I’m sure you all know this already, but I’m indebted to Total Film’s Jamie Graham for adding to the sum of useless but mildly interesting stuff that floats around my head. I always thought that the 1980s video-nasty panic originated in the tabloids, but Graham’s piece in the current TF points out that it was largely due to a publicity stunt that backfired.

It all started with Driller Killer and Cannibal Holocaust. The lurid ads for the former caused a lot of complaints, but the distributor for Cannibal Holocaust decided to kick things up a notch. Posing as an outraged member of the public, the distributor wrote to Mary Whitehouse expressing shock and horror that such filth was available for purchase. The distributor helpfully included a copy of the video so Whitehouse could be shocked too.

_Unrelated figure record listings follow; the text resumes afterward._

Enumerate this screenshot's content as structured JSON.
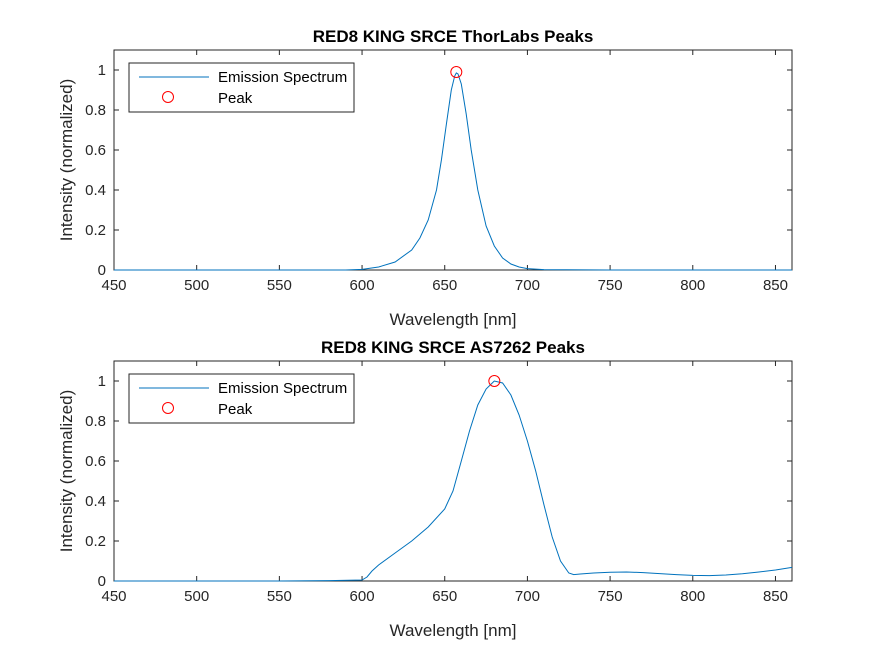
{
  "colors": {
    "series": "#0072BD",
    "peak": "#FF0000",
    "axis": "#262626",
    "background": "#FFFFFF"
  },
  "chart_data": [
    {
      "type": "line",
      "title": "RED8 KING SRCE ThorLabs Peaks",
      "xlabel": "Wavelength [nm]",
      "ylabel": "Intensity (normalized)",
      "xlim": [
        450,
        860
      ],
      "ylim": [
        0,
        1.1
      ],
      "xticks": [
        "450",
        "500",
        "550",
        "600",
        "650",
        "700",
        "750",
        "800",
        "850"
      ],
      "yticks": [
        "0",
        "0.2",
        "0.4",
        "0.6",
        "0.8",
        "1"
      ],
      "grid": false,
      "legend": {
        "position": "top-left",
        "entries": [
          "Emission Spectrum",
          "Peak"
        ]
      },
      "series": [
        {
          "name": "Emission Spectrum",
          "x": [
            450,
            500,
            550,
            590,
            600,
            610,
            620,
            630,
            635,
            640,
            645,
            648,
            651,
            654,
            656,
            657,
            658,
            660,
            663,
            666,
            670,
            675,
            680,
            685,
            690,
            695,
            700,
            710,
            750,
            800,
            860
          ],
          "y": [
            0.0,
            0.0,
            0.0,
            0.0,
            0.003,
            0.015,
            0.04,
            0.1,
            0.16,
            0.25,
            0.4,
            0.55,
            0.73,
            0.9,
            0.97,
            0.985,
            0.98,
            0.93,
            0.78,
            0.6,
            0.4,
            0.22,
            0.12,
            0.06,
            0.03,
            0.015,
            0.007,
            0.002,
            0.0,
            0.0,
            0.0
          ]
        },
        {
          "name": "Peak",
          "x": [
            657
          ],
          "y": [
            0.99
          ]
        }
      ]
    },
    {
      "type": "line",
      "title": "RED8 KING SRCE AS7262 Peaks",
      "xlabel": "Wavelength [nm]",
      "ylabel": "Intensity (normalized)",
      "xlim": [
        450,
        860
      ],
      "ylim": [
        0,
        1.1
      ],
      "xticks": [
        "450",
        "500",
        "550",
        "600",
        "650",
        "700",
        "750",
        "800",
        "850"
      ],
      "yticks": [
        "0",
        "0.2",
        "0.4",
        "0.6",
        "0.8",
        "1"
      ],
      "grid": false,
      "legend": {
        "position": "top-left",
        "entries": [
          "Emission Spectrum",
          "Peak"
        ]
      },
      "series": [
        {
          "name": "Emission Spectrum",
          "x": [
            450,
            500,
            550,
            580,
            600,
            603,
            606,
            610,
            620,
            630,
            640,
            650,
            655,
            660,
            665,
            670,
            675,
            680,
            685,
            690,
            695,
            700,
            705,
            710,
            715,
            720,
            725,
            728,
            732,
            740,
            750,
            760,
            770,
            780,
            790,
            800,
            810,
            820,
            830,
            840,
            850,
            860
          ],
          "y": [
            0.0,
            0.0,
            0.0,
            0.002,
            0.005,
            0.02,
            0.05,
            0.08,
            0.14,
            0.2,
            0.27,
            0.36,
            0.45,
            0.6,
            0.75,
            0.88,
            0.96,
            1.0,
            0.99,
            0.93,
            0.83,
            0.7,
            0.55,
            0.38,
            0.22,
            0.1,
            0.04,
            0.032,
            0.035,
            0.04,
            0.044,
            0.045,
            0.042,
            0.037,
            0.032,
            0.028,
            0.027,
            0.03,
            0.036,
            0.045,
            0.055,
            0.068
          ]
        },
        {
          "name": "Peak",
          "x": [
            680
          ],
          "y": [
            1.0
          ]
        }
      ]
    }
  ]
}
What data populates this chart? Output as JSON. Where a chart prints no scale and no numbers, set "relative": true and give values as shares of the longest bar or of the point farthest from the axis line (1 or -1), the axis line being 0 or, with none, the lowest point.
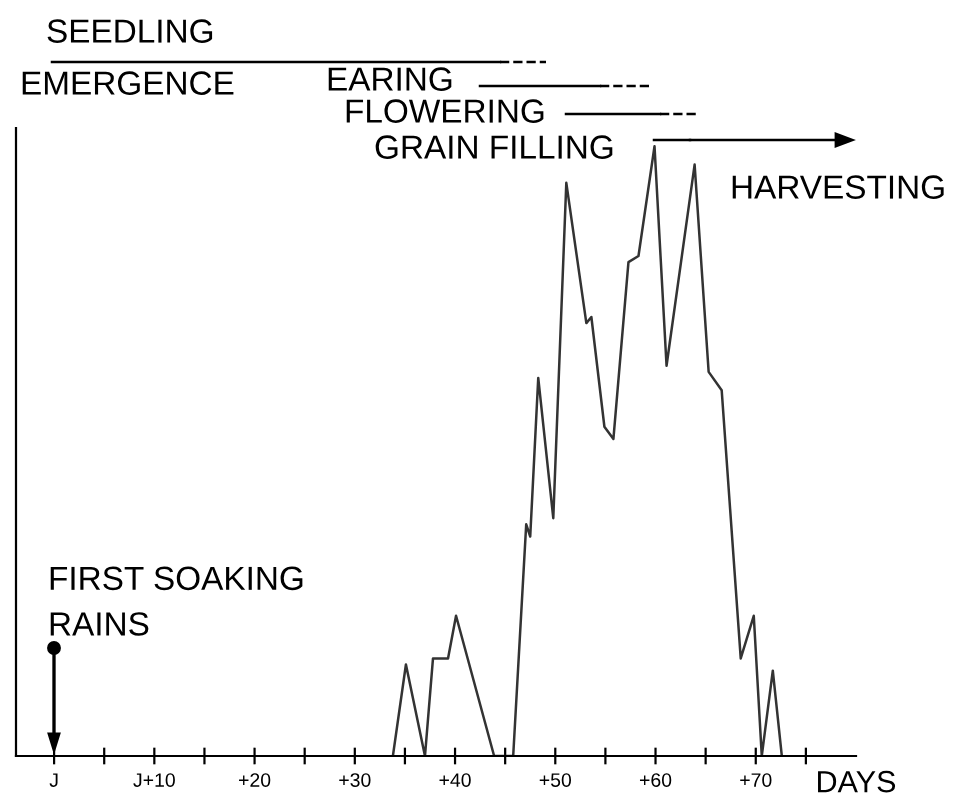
{
  "chart_data": {
    "type": "line",
    "relative": true,
    "xlabel": "DAYS",
    "x": [
      33.8,
      35.1,
      37,
      37.8,
      39.3,
      40.1,
      43.9,
      45.8,
      47.1,
      47.5,
      48.3,
      49.8,
      51.1,
      53.1,
      53.6,
      54.9,
      55.8,
      57.3,
      58.3,
      59.9,
      61.1,
      63.9,
      65.3,
      66.6,
      68.5,
      69.8,
      70.6,
      71.7,
      72.6
    ],
    "series": [
      {
        "color": "#333333",
        "values": [
          0,
          0.15,
          0,
          0.16,
          0.16,
          0.23,
          0,
          0,
          0.38,
          0.36,
          0.62,
          0.39,
          0.94,
          0.71,
          0.72,
          0.54,
          0.52,
          0.81,
          0.82,
          1,
          0.64,
          0.97,
          0.63,
          0.6,
          0.16,
          0.23,
          0,
          0.14,
          0
        ]
      }
    ],
    "xlim": [
      -3.8,
      80
    ],
    "xticks": [
      {
        "value": 0,
        "label": "J"
      },
      {
        "value": 5,
        "label": null
      },
      {
        "value": 10,
        "label": "J+10"
      },
      {
        "value": 15,
        "label": null
      },
      {
        "value": 20,
        "label": "+20"
      },
      {
        "value": 25,
        "label": null
      },
      {
        "value": 30,
        "label": "+30"
      },
      {
        "value": 35,
        "label": null
      },
      {
        "value": 40,
        "label": "+40"
      },
      {
        "value": 45,
        "label": null
      },
      {
        "value": 50,
        "label": "+50"
      },
      {
        "value": 55,
        "label": null
      },
      {
        "value": 60,
        "label": "+60"
      },
      {
        "value": 65,
        "label": null
      },
      {
        "value": 70,
        "label": "+70"
      },
      {
        "value": 75,
        "label": null
      }
    ],
    "tick_labels": "x",
    "grid": false,
    "legend": false,
    "marker": "none",
    "line_style": "solid",
    "annotations": [
      "SEEDLING",
      "EMERGENCE",
      "EARING",
      "FLOWERING",
      "GRAIN FILLING",
      "HARVESTING",
      "FIRST SOAKING\nRAINS"
    ]
  }
}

Whitehouse did exactly what the distributor hoped and went ballistic, but the issue gathered momentum, the tabloids seized on it and inevitably, there were demands that Something Should Be Done. That resulted in the Video Recordings Act, the expanded role of the film censors and notoriety for the 30-odd titles dubbed Video Nasties, but it also created the system that recently banned the computer game Manhunt 2.

The moral of the story? While it’s fun to wind up the self-appointed guardians of public morality in an attempt to boost sales, once you’ve wound them up you can’t always stop ’em. Headline-chasing games developers might want to bear that in mind.